The 39-year-old has been in training for his trade much of his life. Even as a school boy in North Olmsted, where he still lives, Gentile recalls being deeply impressed by a visiting photographer for the now-defunct Cleveland Press. While in high school, he walked in off the streets and landed photo assignments for the same newspaper. He later spent a couple of years attending Ohio State University, but finished at the Ohio Institute of Photography in Kettering.
Ironically, about five years ago, he produced a poster for Cleveland Tomorrow, the group of leaders of the 50 largest institutions in Cleveland.
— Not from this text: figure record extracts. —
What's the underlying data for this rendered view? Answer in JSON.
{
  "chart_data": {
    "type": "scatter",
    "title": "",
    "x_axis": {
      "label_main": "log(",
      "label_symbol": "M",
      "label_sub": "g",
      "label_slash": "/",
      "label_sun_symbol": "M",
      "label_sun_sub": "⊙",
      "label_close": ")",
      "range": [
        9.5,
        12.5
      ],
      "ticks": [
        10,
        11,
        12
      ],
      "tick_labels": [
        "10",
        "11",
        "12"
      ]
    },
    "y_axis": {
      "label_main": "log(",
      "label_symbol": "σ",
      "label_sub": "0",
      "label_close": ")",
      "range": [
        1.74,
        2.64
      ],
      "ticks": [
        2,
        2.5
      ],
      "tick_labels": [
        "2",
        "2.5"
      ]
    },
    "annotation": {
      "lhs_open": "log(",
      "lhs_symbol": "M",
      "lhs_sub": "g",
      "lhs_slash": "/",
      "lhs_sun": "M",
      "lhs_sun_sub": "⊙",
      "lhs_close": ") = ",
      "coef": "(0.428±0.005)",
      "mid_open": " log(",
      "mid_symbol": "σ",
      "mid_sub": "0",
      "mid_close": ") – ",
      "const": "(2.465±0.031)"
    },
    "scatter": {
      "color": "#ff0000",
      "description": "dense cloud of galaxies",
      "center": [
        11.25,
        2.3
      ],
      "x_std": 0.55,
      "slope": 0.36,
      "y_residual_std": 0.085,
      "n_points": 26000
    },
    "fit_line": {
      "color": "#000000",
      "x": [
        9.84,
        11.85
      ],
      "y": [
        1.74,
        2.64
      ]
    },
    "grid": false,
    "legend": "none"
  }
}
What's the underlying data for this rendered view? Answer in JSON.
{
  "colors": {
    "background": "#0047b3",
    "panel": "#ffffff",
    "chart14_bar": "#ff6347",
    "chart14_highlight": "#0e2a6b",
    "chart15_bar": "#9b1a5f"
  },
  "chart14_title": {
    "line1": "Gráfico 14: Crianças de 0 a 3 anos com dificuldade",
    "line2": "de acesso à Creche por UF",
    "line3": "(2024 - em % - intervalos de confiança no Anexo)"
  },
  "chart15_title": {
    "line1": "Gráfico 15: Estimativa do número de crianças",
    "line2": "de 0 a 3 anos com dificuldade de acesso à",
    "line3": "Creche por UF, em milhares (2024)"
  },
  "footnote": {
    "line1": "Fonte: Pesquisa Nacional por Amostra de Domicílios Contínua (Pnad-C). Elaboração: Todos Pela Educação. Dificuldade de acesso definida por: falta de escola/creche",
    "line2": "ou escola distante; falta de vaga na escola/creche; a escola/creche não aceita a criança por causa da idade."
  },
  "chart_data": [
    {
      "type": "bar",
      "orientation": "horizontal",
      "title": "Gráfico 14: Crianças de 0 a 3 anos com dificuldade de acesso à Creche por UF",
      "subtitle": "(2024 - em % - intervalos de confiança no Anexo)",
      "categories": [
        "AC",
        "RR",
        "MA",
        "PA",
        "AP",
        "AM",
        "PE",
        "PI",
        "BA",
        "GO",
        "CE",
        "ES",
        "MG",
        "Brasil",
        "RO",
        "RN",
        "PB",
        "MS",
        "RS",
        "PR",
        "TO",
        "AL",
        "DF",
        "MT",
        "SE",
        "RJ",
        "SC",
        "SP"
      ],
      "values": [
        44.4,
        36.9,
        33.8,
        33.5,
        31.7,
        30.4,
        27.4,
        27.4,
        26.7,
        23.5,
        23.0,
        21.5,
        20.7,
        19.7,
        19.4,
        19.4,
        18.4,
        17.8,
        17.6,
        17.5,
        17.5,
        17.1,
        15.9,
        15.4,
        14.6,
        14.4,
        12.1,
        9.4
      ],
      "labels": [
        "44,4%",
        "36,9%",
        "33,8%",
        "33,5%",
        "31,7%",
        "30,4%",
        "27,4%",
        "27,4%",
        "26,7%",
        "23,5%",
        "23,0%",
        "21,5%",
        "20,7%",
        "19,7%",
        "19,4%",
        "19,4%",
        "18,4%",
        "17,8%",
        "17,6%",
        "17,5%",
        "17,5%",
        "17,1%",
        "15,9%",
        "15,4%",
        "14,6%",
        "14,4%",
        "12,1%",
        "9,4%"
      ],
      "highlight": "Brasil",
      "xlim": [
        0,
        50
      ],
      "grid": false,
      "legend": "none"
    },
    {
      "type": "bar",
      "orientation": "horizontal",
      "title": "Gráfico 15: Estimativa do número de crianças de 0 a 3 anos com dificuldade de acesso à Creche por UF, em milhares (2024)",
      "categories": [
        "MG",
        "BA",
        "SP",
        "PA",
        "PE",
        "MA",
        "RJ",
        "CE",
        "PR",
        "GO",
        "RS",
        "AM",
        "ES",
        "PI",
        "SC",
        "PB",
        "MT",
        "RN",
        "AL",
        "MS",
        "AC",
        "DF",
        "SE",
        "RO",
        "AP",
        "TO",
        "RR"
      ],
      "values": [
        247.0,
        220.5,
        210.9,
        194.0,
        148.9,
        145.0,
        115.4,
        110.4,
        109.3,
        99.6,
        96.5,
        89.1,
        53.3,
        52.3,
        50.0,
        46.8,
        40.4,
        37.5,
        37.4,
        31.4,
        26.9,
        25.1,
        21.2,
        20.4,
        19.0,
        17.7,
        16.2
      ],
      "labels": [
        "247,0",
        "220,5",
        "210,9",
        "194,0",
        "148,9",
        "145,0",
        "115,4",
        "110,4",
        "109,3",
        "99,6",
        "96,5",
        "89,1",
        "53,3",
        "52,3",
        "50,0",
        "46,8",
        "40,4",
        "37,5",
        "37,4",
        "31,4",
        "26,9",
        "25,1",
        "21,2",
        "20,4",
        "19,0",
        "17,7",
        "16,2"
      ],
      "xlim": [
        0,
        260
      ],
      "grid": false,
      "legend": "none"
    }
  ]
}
It depicted a "Ziggy" cartoon superimposed on his skyline shot of Cleveland, and resulted from a collaboration with "Ziggy" creator Tom Wilson, whom he calls a "buddy" from his days at American Greetings.
His fight against the Rock Hall has become something of a rallying point among the creative community, especially in the photography trade. The American Society of Media Photographers, the trade group which has supported him throughout the case, is even using it as a recruiting tool. A full-page ad ASMP ran in a glossy photographers' magazine in September quotes Gentile as saying, "I knew this was a case that could affect every photographer in a big way, but the truth is I couldn't pay lawyers to fight it. That's where ASMP came in."
It goes on to say that "while Chuck Gentile has won a major battle in his trademark suit with the Rock and Roll Hall of Fame, the war is not over. ASMP is going to be with him until it is."
He notes in that ad, as he has throughout the case, that he took his now-famous photograph from a public sidewalk. He even claims to have received assistance from a Rock Hall security guard to help him move some pylons out of the range of his viewfinder. And if one looks closely at the finished poster, you can see the tiny figure of a guard standing unobtrusively against a marble slab which bears the name of the museum.
"I told him, 'don't move, you'll mess up my shot.'"
He never could have imagined, of course, the kind of mess in which the photo would eventually embroil him.